The problem is to moderate interrupts. Interrupts utilize CPU and if interrupts are not efficient enough, there would be a CPU bottleneck. Tal wanted to break the 1:1 ratio between packets and interrupts, for high load scenarios, with little to no increase in latency. The focus was on interrupts for received packets where item in queues reside in a serial memory and having multiple function calls per packet is inefficient.
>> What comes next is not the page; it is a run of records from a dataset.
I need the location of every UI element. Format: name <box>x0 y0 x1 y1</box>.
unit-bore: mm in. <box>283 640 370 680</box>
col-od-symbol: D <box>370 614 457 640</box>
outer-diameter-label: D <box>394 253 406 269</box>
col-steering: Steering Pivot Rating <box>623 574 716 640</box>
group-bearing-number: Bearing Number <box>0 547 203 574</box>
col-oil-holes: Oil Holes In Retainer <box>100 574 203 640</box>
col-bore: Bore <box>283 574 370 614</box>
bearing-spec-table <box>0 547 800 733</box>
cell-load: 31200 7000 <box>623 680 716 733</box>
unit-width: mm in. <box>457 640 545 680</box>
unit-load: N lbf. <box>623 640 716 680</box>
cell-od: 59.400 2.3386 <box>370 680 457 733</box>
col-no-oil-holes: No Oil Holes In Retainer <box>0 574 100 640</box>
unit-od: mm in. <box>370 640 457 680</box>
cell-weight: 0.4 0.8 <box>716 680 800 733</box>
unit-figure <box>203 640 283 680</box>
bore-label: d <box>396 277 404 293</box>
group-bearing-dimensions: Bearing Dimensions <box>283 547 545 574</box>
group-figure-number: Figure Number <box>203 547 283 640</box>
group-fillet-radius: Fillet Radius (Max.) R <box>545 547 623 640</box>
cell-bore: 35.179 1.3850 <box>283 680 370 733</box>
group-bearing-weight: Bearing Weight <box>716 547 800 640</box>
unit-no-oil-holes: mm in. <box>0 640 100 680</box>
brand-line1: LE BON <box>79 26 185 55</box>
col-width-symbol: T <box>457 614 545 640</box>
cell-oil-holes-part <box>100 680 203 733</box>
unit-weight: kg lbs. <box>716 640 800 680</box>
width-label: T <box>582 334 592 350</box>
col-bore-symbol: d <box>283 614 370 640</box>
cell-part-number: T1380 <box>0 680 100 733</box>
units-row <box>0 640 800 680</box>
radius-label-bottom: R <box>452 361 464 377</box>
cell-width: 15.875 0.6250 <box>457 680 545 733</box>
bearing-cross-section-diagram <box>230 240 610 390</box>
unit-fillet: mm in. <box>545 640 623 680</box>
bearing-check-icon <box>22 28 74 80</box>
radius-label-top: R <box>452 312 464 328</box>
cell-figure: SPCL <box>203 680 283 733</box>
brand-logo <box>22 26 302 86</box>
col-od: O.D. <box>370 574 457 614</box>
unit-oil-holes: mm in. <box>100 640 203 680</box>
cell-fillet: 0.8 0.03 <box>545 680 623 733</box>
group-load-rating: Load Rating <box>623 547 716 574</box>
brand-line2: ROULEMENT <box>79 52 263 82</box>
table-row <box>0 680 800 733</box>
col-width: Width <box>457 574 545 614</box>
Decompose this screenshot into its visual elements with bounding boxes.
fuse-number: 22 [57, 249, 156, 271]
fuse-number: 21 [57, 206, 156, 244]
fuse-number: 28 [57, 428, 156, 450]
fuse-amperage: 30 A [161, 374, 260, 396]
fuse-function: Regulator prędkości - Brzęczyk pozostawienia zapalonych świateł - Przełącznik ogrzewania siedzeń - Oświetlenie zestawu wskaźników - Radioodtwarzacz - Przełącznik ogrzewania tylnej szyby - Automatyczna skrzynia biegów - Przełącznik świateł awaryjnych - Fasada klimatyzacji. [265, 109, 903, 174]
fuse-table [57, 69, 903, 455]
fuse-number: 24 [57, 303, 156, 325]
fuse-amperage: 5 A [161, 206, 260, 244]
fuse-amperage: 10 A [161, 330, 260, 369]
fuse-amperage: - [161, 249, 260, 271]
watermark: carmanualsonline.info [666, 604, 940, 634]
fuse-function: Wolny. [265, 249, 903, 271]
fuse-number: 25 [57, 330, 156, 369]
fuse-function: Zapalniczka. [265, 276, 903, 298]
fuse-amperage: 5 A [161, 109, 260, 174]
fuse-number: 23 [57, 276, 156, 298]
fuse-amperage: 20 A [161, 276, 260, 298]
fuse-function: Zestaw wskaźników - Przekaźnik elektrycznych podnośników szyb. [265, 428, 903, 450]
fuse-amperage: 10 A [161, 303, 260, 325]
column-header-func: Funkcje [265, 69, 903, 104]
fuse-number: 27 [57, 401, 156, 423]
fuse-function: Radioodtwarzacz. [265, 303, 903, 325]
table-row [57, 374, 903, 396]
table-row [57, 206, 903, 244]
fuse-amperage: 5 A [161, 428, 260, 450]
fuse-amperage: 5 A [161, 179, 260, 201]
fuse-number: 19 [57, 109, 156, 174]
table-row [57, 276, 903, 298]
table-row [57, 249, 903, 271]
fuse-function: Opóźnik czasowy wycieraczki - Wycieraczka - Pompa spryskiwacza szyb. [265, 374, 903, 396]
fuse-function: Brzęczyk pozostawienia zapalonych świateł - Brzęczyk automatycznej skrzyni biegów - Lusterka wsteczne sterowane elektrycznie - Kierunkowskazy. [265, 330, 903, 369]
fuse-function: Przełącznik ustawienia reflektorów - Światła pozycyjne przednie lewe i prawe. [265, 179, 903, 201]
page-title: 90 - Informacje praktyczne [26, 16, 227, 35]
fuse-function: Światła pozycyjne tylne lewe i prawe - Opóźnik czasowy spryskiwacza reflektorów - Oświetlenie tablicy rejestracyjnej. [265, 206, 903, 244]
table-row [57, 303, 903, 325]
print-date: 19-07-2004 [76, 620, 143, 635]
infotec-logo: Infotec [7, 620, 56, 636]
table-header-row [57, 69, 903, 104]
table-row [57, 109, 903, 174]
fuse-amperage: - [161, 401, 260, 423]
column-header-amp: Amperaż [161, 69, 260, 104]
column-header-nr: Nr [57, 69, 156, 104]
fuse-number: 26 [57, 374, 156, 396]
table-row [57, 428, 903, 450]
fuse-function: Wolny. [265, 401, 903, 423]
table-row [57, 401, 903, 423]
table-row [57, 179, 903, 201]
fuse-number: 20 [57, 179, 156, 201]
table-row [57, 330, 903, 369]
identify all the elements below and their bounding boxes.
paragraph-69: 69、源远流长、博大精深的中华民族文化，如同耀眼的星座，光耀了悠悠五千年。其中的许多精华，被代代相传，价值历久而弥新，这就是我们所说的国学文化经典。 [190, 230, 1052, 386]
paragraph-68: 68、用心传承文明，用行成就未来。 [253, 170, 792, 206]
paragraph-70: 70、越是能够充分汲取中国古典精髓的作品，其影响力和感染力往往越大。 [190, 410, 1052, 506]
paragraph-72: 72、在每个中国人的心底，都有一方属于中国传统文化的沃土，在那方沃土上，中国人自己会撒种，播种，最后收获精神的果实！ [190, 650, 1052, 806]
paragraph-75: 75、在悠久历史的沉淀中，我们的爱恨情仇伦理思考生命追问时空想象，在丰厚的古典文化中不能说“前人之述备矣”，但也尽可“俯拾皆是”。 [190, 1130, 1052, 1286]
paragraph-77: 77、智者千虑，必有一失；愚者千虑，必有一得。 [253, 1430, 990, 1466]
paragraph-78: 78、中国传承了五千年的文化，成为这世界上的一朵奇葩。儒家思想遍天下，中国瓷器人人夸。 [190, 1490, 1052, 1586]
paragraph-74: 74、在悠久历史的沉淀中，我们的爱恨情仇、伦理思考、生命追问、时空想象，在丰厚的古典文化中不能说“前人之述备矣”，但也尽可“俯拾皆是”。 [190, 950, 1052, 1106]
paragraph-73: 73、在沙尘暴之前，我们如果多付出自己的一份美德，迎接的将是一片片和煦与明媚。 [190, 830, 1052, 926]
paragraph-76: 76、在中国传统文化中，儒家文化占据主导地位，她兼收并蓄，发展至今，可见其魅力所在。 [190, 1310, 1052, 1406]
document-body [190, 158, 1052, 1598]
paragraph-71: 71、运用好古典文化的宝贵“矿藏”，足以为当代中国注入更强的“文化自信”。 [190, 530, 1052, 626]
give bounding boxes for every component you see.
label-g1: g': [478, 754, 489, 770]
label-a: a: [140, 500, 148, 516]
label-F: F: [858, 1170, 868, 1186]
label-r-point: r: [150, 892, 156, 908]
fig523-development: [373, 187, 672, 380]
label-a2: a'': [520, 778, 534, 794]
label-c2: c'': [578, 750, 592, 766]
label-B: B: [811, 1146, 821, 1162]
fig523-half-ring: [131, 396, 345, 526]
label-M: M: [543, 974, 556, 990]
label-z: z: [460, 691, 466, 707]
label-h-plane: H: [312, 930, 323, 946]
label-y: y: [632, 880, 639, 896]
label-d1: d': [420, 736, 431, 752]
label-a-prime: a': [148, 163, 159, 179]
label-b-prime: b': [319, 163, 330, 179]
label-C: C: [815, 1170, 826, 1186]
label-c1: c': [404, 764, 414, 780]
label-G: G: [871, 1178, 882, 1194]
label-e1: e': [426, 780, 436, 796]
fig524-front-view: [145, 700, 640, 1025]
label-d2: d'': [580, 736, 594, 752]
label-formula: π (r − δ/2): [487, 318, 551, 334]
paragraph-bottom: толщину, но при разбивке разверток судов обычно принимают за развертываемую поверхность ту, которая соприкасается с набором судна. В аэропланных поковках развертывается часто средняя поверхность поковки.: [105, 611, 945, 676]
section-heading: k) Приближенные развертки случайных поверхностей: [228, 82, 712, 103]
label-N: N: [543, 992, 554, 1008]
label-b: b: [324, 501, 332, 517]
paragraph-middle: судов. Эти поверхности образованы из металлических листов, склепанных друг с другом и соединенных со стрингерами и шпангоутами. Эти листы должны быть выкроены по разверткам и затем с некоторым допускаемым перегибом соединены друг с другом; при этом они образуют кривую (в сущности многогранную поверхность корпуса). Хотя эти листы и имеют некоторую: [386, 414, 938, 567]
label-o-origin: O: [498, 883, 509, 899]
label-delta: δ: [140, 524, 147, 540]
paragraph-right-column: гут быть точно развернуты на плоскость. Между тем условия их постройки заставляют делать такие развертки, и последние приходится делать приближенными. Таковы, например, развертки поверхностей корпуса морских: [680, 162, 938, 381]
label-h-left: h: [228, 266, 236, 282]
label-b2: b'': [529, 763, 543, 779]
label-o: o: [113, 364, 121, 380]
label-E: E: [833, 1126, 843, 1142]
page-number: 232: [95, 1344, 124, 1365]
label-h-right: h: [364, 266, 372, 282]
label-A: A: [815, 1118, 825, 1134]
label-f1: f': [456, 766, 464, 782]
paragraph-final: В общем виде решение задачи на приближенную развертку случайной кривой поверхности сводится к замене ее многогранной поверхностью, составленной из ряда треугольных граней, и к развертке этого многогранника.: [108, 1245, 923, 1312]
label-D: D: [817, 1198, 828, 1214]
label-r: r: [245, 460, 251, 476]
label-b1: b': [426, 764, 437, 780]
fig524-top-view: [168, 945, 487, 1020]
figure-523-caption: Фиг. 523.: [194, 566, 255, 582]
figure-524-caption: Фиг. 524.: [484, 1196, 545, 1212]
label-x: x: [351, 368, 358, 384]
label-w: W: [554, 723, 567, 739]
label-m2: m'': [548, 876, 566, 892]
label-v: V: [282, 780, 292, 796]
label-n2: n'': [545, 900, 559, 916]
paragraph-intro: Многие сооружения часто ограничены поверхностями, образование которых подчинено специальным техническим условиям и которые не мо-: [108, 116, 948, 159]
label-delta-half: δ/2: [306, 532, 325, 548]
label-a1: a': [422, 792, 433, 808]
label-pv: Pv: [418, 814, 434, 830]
The benefits accrued from DIM is less functions per call resulting in less CPU overhead and better utilization of data pre-fetch mechanisms.

Static configuration is good, but it does not work the same on all systems and doesn't optimize different traffic patterns. The suggested solution is Dynamic Interrupt Moderation. The optimal approach is for every existing traffic pattern to find a moderation setting. However in real life, there is the trade-off between metrics which forces us to make a choice and traffic patterns are rarely stable. This leads to an algorithm that prefers certain metrics over others. In DIM bandwidth is preferred over packet rate and packet rate preferred over interrupt rate.

Tal continued the talk by presenting the algorithm which samples packets, compares the current versus previous iteration and decide. DIM selects a profile either with timer reset or without timer reset. The algorithm compares samples and selects the best profile, of frames and timers by moving left or right on a profile line with indexes.

Tal presented the benefits of DIM, with the interrupt rate is significantly lower versus static moderation interrupt. For multi stream, DIM still performs better for packets up until 512B. For packets of 1024Bytes, it performs worse than static.

Tal concluded his talk by providing the current status of DIM, which is upstreamed in mlx5, net_dim library and support for adaptive TX. The future plans are to stabilize the profile selection, reduce overhead and have more debug abilities.